Menjadi pemain profesional di Benua Eropa tentu menjadi mimpi hampir semua pemain sepak bola di seluruh belahan dunia, tak terkecuali pemain asal Indonesia. Jika berbicara siapa saja pemain Indonesia yang berhasil menembusnya, ada beberapa nama top. Terkini, Egy Maulana Vikri menjadi sosok yang diperbincangkan.

Egy bergabung dengan klub di kasta tertinggi Liga Polandia, Lechia Gdansk. Bermain di tim lapis kedua, yaitu Lechia Gdansk II, Egy cukup rutin tampil dan telah mencetak dua gol musim ini per 29 September 2019. Sebuah tren yang baik meskipun Egy belum sepenuhnya mampu menembus tim utama Lechia.
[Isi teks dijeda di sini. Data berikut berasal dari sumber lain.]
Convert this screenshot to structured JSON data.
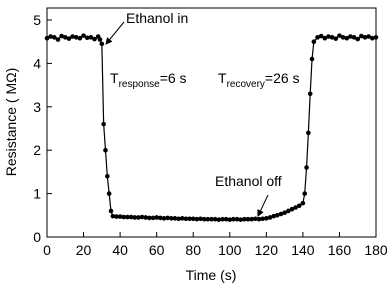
{
  "chart_data": {
    "type": "line",
    "x_label": "Time (s)",
    "y_label": "Resistance ( MΩ)",
    "xlim": [
      0,
      180
    ],
    "xticks": [
      0,
      20,
      40,
      60,
      80,
      100,
      120,
      140,
      160,
      180
    ],
    "ylim": [
      0,
      5
    ],
    "yticks": [
      0,
      1,
      2,
      3,
      4,
      5
    ],
    "annotations": {
      "ethanol_in": "Ethanol in",
      "ethanol_off": "Ethanol off",
      "response": {
        "symbol": "T",
        "sub": "response",
        "rest": "=6 s"
      },
      "recovery": {
        "symbol": "T",
        "sub": "recovery",
        "rest": "=26 s"
      }
    },
    "series": [
      {
        "color": "#000000",
        "x": [
          0,
          2,
          4,
          6,
          8,
          10,
          12,
          14,
          16,
          18,
          20,
          22,
          24,
          26,
          28,
          29,
          30,
          31,
          32,
          33,
          34,
          35,
          36,
          38,
          40,
          42,
          44,
          46,
          48,
          50,
          52,
          54,
          56,
          58,
          60,
          62,
          64,
          66,
          68,
          70,
          72,
          74,
          76,
          78,
          80,
          82,
          84,
          86,
          88,
          90,
          92,
          94,
          96,
          98,
          100,
          102,
          104,
          106,
          108,
          110,
          112,
          114,
          116,
          118,
          120,
          122,
          124,
          126,
          128,
          130,
          132,
          134,
          136,
          138,
          140,
          141,
          142,
          143,
          144,
          145,
          146,
          148,
          150,
          152,
          154,
          156,
          158,
          160,
          162,
          164,
          166,
          168,
          170,
          172,
          174,
          176,
          178,
          180
        ],
        "values": [
          4.58,
          4.62,
          4.6,
          4.55,
          4.63,
          4.6,
          4.57,
          4.62,
          4.6,
          4.58,
          4.64,
          4.59,
          4.6,
          4.56,
          4.62,
          4.55,
          4.45,
          2.6,
          2.0,
          1.4,
          1.0,
          0.6,
          0.48,
          0.47,
          0.47,
          0.46,
          0.46,
          0.46,
          0.45,
          0.45,
          0.46,
          0.45,
          0.44,
          0.44,
          0.45,
          0.44,
          0.43,
          0.44,
          0.43,
          0.43,
          0.42,
          0.43,
          0.42,
          0.42,
          0.42,
          0.41,
          0.42,
          0.41,
          0.41,
          0.41,
          0.41,
          0.4,
          0.41,
          0.41,
          0.4,
          0.41,
          0.41,
          0.4,
          0.41,
          0.41,
          0.41,
          0.42,
          0.41,
          0.42,
          0.43,
          0.45,
          0.48,
          0.5,
          0.53,
          0.56,
          0.6,
          0.64,
          0.68,
          0.72,
          0.78,
          1.0,
          1.6,
          2.4,
          3.3,
          4.1,
          4.5,
          4.6,
          4.63,
          4.58,
          4.62,
          4.6,
          4.57,
          4.64,
          4.6,
          4.58,
          4.62,
          4.6,
          4.56,
          4.63,
          4.6,
          4.62,
          4.58,
          4.6
        ]
      }
    ]
  }
}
Beberapa pihak meramalkan Egy bisa memberikan pencapaian lebih dibandingkan para pendahulunya. Sebut saja Kurnia Sandy dan Kurniawan Dwi Yulianto yang pernah bergabung dengan Sampdoria (Italia).
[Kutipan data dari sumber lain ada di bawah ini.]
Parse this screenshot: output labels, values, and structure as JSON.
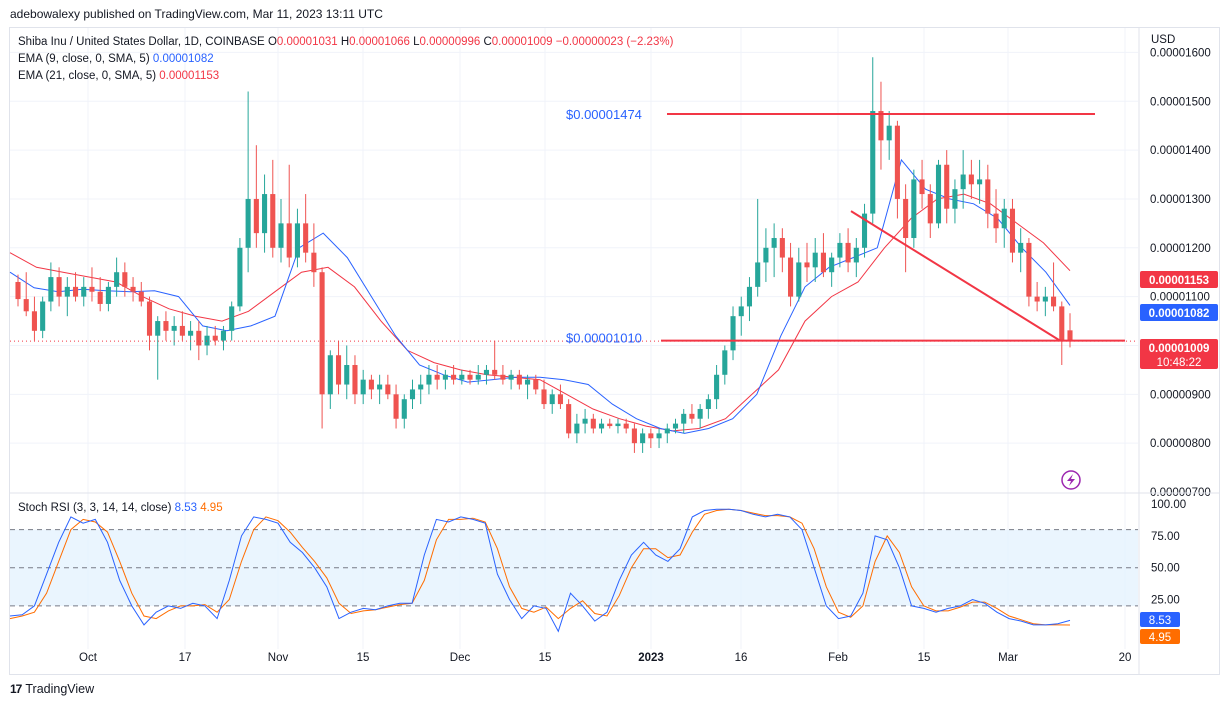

Namun baik Sandy dan Kurniawan gagal mempertontonkan kemampuannya. Kurniawan yang sempat dipinjamkan ke klub Swiss, Luzern, juga gagal menunjukkan ketajamannya di sana.
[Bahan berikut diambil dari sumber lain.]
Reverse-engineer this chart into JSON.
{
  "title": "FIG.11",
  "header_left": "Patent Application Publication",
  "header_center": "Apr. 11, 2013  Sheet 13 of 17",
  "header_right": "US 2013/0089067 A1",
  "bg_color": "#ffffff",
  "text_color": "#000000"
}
Bima Sakti di Swedia dan Bambang Pamungkas di Belanda, pun mengalami persoalan yang sama. Deretan pemain muda lain, yang kebanyakan merupakan satu angkatan di timnas U-19, Syamsir Alam, Alfin Tuasalamony, Manahati Lestusen, Yandy Sofyan di Belgia, juga cepat kembali ke Indonesia karena tak mampu bersaing.

Mungkin masih ada beberapa nama pemain lagi yang belum saya sebut, tapi saya harap pembaca sudah memahami poinnya.

Merujuk dari beberapa artikel yang membahas tentang penyebab kegagalan pemain kita berkarier di benua biru, kebanyakan menyebutkan faktor kegagalan adaptasi dengan lingkungan yang menjadi penyebabnya. Tapi benarkah itu?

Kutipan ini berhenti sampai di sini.